Ken Hutchens, VLK Architects’ Principal and Chief Creative Officer, corroborates Lueck’s comments about bond election postponements in Texas. He also notes that many school districts accelerated projects to take advantage of lower construction costs. “Therefore, architecture firms are burning through backlogged work, with minimal work in the pipeline for 2021.”
Still, Hutchens is cautiously optimistic about VLK’s K-12 prospects, even while anticipating that bond referendums are likely to be more conservative. He notes that in some urban areas in Texas, single-family homebuilding is “brisk,” which ultimately could create the need for new school facilities.
Gilbane’s Tully observes, parenthetically, that more school districts are looking for alternate funding, such as public-private partnerships. And Nabholz has seen some districts favor energy performance contracts that potentially generate operational savings.

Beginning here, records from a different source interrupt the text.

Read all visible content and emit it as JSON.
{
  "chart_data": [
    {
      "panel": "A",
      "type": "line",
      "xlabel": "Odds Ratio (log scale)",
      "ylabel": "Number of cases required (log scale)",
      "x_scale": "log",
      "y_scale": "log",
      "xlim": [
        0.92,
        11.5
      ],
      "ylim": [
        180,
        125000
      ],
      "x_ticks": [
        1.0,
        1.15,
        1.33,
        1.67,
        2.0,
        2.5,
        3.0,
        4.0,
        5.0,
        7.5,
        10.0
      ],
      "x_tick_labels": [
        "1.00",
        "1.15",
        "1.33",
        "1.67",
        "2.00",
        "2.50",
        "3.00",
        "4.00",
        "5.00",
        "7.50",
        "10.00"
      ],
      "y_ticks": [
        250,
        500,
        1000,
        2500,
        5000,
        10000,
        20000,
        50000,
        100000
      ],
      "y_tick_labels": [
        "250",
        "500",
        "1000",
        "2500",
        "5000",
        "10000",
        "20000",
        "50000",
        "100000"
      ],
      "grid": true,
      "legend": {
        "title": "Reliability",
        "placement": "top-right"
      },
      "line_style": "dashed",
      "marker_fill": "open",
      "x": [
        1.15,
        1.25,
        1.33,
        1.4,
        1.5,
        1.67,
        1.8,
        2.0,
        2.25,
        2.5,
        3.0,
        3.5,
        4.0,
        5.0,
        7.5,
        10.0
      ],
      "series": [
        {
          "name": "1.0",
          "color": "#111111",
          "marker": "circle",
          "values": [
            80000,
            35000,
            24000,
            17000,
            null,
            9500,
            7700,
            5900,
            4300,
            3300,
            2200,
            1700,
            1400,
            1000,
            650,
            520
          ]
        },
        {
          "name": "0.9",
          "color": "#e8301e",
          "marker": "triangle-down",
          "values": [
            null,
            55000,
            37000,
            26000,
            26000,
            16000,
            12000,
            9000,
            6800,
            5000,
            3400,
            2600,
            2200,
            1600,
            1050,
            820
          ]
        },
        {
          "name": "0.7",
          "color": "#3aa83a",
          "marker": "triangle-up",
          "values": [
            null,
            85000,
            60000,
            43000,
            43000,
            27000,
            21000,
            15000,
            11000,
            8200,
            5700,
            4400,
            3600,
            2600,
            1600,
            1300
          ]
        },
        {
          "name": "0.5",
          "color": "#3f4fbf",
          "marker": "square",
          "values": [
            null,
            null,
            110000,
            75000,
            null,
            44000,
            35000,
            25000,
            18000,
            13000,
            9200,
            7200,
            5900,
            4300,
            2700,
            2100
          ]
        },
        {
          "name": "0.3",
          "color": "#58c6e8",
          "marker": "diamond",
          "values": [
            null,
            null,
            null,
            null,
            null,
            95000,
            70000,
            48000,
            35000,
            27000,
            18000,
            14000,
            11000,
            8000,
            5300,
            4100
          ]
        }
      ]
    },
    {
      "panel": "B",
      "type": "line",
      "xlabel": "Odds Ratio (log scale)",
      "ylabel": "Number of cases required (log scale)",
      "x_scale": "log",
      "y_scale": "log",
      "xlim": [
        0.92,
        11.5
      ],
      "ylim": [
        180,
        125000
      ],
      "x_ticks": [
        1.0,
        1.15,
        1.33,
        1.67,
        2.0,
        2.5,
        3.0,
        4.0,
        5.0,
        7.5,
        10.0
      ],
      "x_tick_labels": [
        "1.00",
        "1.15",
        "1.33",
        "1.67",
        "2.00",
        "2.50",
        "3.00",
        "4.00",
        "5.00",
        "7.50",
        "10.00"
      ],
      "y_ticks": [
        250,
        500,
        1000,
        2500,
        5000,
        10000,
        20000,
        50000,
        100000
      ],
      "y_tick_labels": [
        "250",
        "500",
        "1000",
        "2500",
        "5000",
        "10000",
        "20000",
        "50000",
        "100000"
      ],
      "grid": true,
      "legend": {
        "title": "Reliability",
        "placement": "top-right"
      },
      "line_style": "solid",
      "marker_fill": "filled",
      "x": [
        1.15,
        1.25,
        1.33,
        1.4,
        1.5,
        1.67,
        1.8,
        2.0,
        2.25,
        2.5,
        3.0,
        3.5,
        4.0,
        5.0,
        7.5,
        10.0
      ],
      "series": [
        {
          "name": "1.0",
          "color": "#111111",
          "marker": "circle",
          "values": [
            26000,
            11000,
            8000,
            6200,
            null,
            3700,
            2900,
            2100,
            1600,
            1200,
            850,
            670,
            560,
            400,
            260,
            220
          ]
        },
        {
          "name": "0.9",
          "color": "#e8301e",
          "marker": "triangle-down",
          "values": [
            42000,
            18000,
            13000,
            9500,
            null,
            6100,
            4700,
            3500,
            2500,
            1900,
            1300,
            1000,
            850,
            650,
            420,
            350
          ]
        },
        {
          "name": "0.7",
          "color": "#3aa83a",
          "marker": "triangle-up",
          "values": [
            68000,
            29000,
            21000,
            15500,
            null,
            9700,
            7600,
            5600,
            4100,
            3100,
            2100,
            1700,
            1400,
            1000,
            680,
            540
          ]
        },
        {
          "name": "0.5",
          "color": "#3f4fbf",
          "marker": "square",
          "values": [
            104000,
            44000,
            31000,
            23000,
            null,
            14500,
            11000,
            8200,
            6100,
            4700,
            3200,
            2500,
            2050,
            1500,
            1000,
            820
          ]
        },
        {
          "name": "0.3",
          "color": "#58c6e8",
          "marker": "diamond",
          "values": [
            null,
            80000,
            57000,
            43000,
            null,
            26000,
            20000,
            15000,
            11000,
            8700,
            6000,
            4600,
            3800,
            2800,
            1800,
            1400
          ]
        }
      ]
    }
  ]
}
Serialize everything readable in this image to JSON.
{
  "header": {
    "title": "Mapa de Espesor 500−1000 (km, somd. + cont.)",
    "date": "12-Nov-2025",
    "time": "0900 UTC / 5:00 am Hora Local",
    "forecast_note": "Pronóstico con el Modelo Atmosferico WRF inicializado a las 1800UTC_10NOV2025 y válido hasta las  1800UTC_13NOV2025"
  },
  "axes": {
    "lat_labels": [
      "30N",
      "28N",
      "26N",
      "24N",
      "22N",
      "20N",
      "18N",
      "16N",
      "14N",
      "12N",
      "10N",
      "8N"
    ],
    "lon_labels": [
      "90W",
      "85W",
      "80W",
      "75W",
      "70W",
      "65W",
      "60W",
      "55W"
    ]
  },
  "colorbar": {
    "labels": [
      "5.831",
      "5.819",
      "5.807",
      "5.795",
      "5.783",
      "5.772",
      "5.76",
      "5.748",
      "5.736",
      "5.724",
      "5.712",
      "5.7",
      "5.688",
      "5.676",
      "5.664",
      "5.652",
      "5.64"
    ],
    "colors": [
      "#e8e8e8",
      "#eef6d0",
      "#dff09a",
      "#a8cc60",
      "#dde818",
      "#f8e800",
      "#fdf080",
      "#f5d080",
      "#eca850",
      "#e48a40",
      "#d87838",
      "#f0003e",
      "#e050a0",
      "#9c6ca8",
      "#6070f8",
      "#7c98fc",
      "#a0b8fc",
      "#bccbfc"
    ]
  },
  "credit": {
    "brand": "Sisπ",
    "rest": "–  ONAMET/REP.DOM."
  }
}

Nabholz notes, however, that the coronavirus, scarcer financing, and a recession aren’t the only factors holding back K-12 school construction and renovation. The U.S. birth rate increased by 0.09% in 2019, after falling four consecutive years to its lowest level in more than three decades. “Class sizes have peaked and are trending downward,” Nabholz observes. “This, more than the pandemic, will affect the future of K-12 education building.”